С приходом Гитлера к власти в повестку дня европейской политики был внесен вопрос тотальной ревизии Версаля. И до нацистов все без исключения немецкие правительства выступали за необходимость пересмотра «цепей Версаля», которыми опутали Германию по окончании Первой мировой войны. Однако никто из более-менее значимых политических сил в Германии не ставил этот вопрос столь жестко и бескомпромиссно, как национал-социалисты, сделавшие отмену версальских ограничений альфой и омегой своей политической платформы. Склонность нацистов к радикальному modus operandi, демонстрировавшемуся ими в своей политической практике, приверженность силовым средствам разрешения проблем, заложенным в самой их идеологии, базировавшейся на культе силы и прочего «сверхчеловека», говорило в пользу того, что Гитлер, в отличие от своих предшественников, не ограничится разговорами и призывами к справедливости по отношению к немцам, а начнет действовать.
Поляки не на шутку переполошились. И, конечно, опять «блеснули» адекватностью: предложили своему военному союзнику — Франции атаковать Германию, на тот момент члена Лиги Наций, еще даже не успевшего ничего совершить. Т. е. призвали к агрессии. Но для Польши, как мы уже знаем, это запросто.
Вплоть до апреля 1933-го (когда польский посол во Франции представил французскому правительству меморандум с предложением обсудить возможность превентивной войны) поляки носились с этой авантюрой, последствия реализации которой трудно даже представить. И, судя по всему, со стороны Варшавы это была не просто демонстрация опасений относительно германской политики при Гитлере (все-таки в начале 1933-го Германия еще была не готова к войне, тем более к большой, неизбежной при нападении на Польшу — союзника Франции), но желание замутить европейскую воду, в которой выловить ту рыбку (в виде дополнительных германских земель), которую не удалось загнать в сети на рубеже 10–20 десятилетий.
Поляки даже продемонстрировали серьезность своих намерений, побряцав оружием в Данциге. В марте 1933-го на полуостров Вестерплятте, расположенный при входе в Данцигский порт, был высажен польский десант из 200 чел. «для усиления находившегося там польского гарнизона». Поляки демонстрировали немцам, кто в доме (в вольном городе Данциге) хозяин, хотя, не исключено — хотели спровоцировать немцев на какие-либо силовые действия в ответ, что дало бы Варшаве формальный повод начать превентивную войну с Германией (а поставленная в такой способ перед фактом Франция, союзник Польши, волей-неволей вынуждена была бы в эту войну втянуться).
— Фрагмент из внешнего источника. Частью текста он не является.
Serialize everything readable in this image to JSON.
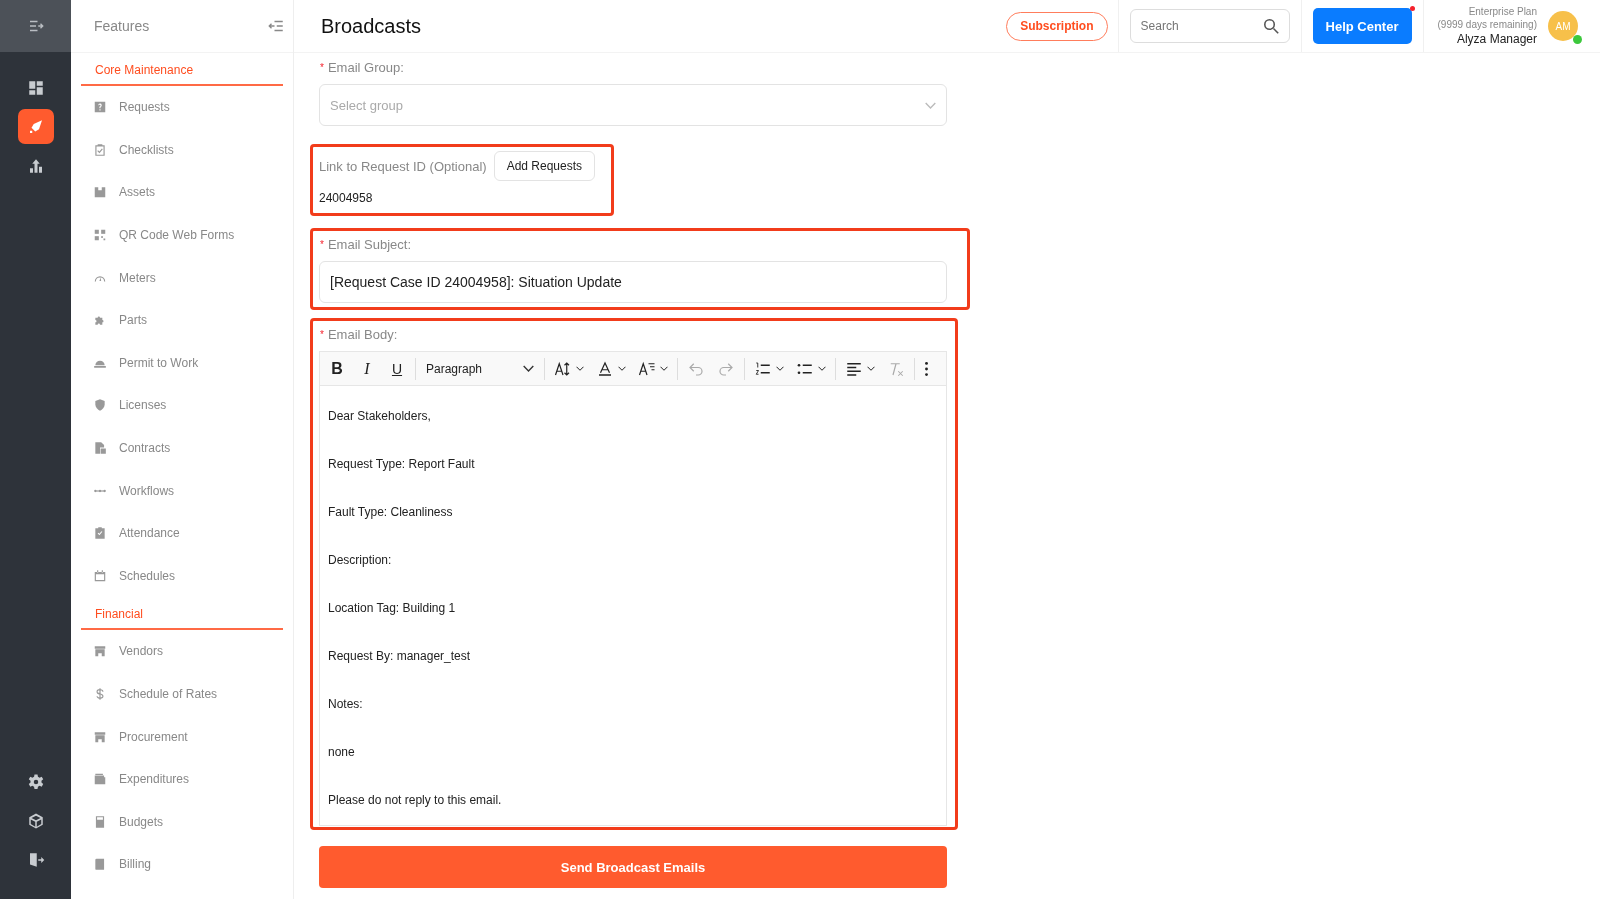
{
  "rail": {
    "items": [
      {
        "selected": false
      },
      {
        "selected": true
      },
      {
        "selected": false
      }
    ]
  },
  "sidebar": {
    "title": "Features",
    "sections": [
      {
        "title": "Core Maintenance",
        "items": [
          {
            "label": "Requests"
          },
          {
            "label": "Checklists"
          },
          {
            "label": "Assets"
          },
          {
            "label": "QR Code Web Forms"
          },
          {
            "label": "Meters"
          },
          {
            "label": "Parts"
          },
          {
            "label": "Permit to Work"
          },
          {
            "label": "Licenses"
          },
          {
            "label": "Contracts"
          },
          {
            "label": "Workflows"
          },
          {
            "label": "Attendance"
          },
          {
            "label": "Schedules"
          }
        ]
      },
      {
        "title": "Financial",
        "items": [
          {
            "label": "Vendors"
          },
          {
            "label": "Schedule of Rates"
          },
          {
            "label": "Procurement"
          },
          {
            "label": "Expenditures"
          },
          {
            "label": "Budgets"
          },
          {
            "label": "Billing"
          }
        ]
      }
    ]
  },
  "header": {
    "title": "Broadcasts",
    "subscription": "Subscription",
    "search": {
      "placeholder": "Search"
    },
    "help": "Help Center",
    "help_notification": true,
    "plan": "Enterprise Plan",
    "remaining": "(9999 days remaining)",
    "user": "Alyza Manager",
    "initials": "AM",
    "online": true
  },
  "form": {
    "group": {
      "marker": "*",
      "label": "Email Group:",
      "placeholder": "Select group"
    },
    "link": {
      "label": "Link to Request ID (Optional)",
      "button": "Add Requests",
      "value": "24004958",
      "highlighted": true
    },
    "subject": {
      "marker": "*",
      "label": "Email Subject:",
      "value": "[Request Case ID 24004958]: Situation Update",
      "highlighted": true
    },
    "body": {
      "marker": "*",
      "label": "Email Body:",
      "highlighted": true,
      "toolbar": [
        {
          "kind": "bold",
          "text": "B"
        },
        {
          "kind": "italic",
          "text": "I"
        },
        {
          "kind": "underline",
          "text": "U"
        },
        {
          "kind": "sep"
        },
        {
          "kind": "select",
          "text": "Paragraph"
        },
        {
          "kind": "sep"
        },
        {
          "kind": "fontsize"
        },
        {
          "kind": "fontcolor"
        },
        {
          "kind": "lineheight"
        },
        {
          "kind": "sep"
        },
        {
          "kind": "undo",
          "disabled": true
        },
        {
          "kind": "redo",
          "disabled": true
        },
        {
          "kind": "sep"
        },
        {
          "kind": "numlist"
        },
        {
          "kind": "bullist"
        },
        {
          "kind": "sep"
        },
        {
          "kind": "align"
        },
        {
          "kind": "clearformat",
          "disabled": true
        },
        {
          "kind": "sep"
        },
        {
          "kind": "more"
        }
      ],
      "paragraphs": [
        "Dear Stakeholders,",
        "Request Type: Report Fault",
        "Fault Type: Cleanliness",
        "Description:",
        "Location Tag: Building 1",
        "Request By: manager_test",
        "Notes:",
        "none",
        "Please do not reply to this email."
      ]
    },
    "submit": "Send Broadcast Emails"
  }
}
Но Берлин действовал иначе — вопрос о польской выходке с десантом на Вестерплятте был поставлен в Совете Лиги наций. Под нажимом Англии и Франции Польша вынуждена была эвакуировать свой десант.
Не будучи еще готовым к войне, Гитлер, как говорят, на провокации не поддавался. То же самое в мае 1933-го, когда польский посол в Берлине Высоцкий обсуждал с Гитлером проблему Данцига. Хотя Гитлер и заявил, что не признает никаких особых прав Польши на Данциг и что сами поляки не должны были соглашаться на устройство польского коридора на немецкой земле, тем не менее в совместном германо-польском коммюнике рейхсканцлер подтверждал «намерение германского правительства действовать в строгих рамках существующих договоров».
В Париже идеи превентивной войны — а по сути, как уже отмечено, агрессии, подрывавшей и так хлипкие, но все же существовавшие на тот момент нормы международных приличий и правил поведения на внешней арене — были отвергнуты.
Но в целом у поляков были основания для волнений в связи с приходом к власти нацистов. К Польше ревизия Версаля имела самое непосредственное отношение. Даже правительства веймарской Германии никогда не признавали польских аннексий германских территорий. Что уж было ожидать в этом плане от Гитлера!
С начала 1933 г. в дипломатических салонах все рассуждения сводились не к тому, начнет или не начнет Гитлер пересмотр версальской системы, а с чего именно начнет. Что до территориального устройства, то гадали, в какую сторону Гитлер обратит свой взгляд в первую очередь — к Австрии или Данцигу?
Поляки были не против, чтобы в сторону Австрии. О чем во время обмена мнениями о политическом положении в Европе между советским наркомом Литвиновым и посланником Польши в СССР Лукасевичем 23 марта 1933-го последний прямо заявил: «Польша… не возражает против аншлюса, который на время отвлечет мысли Германии от Востока». Хотя Лукасевич при этом и отметил, что в Варшаве, конечно, отдают себе отчет «что это значительно укрепит Германию».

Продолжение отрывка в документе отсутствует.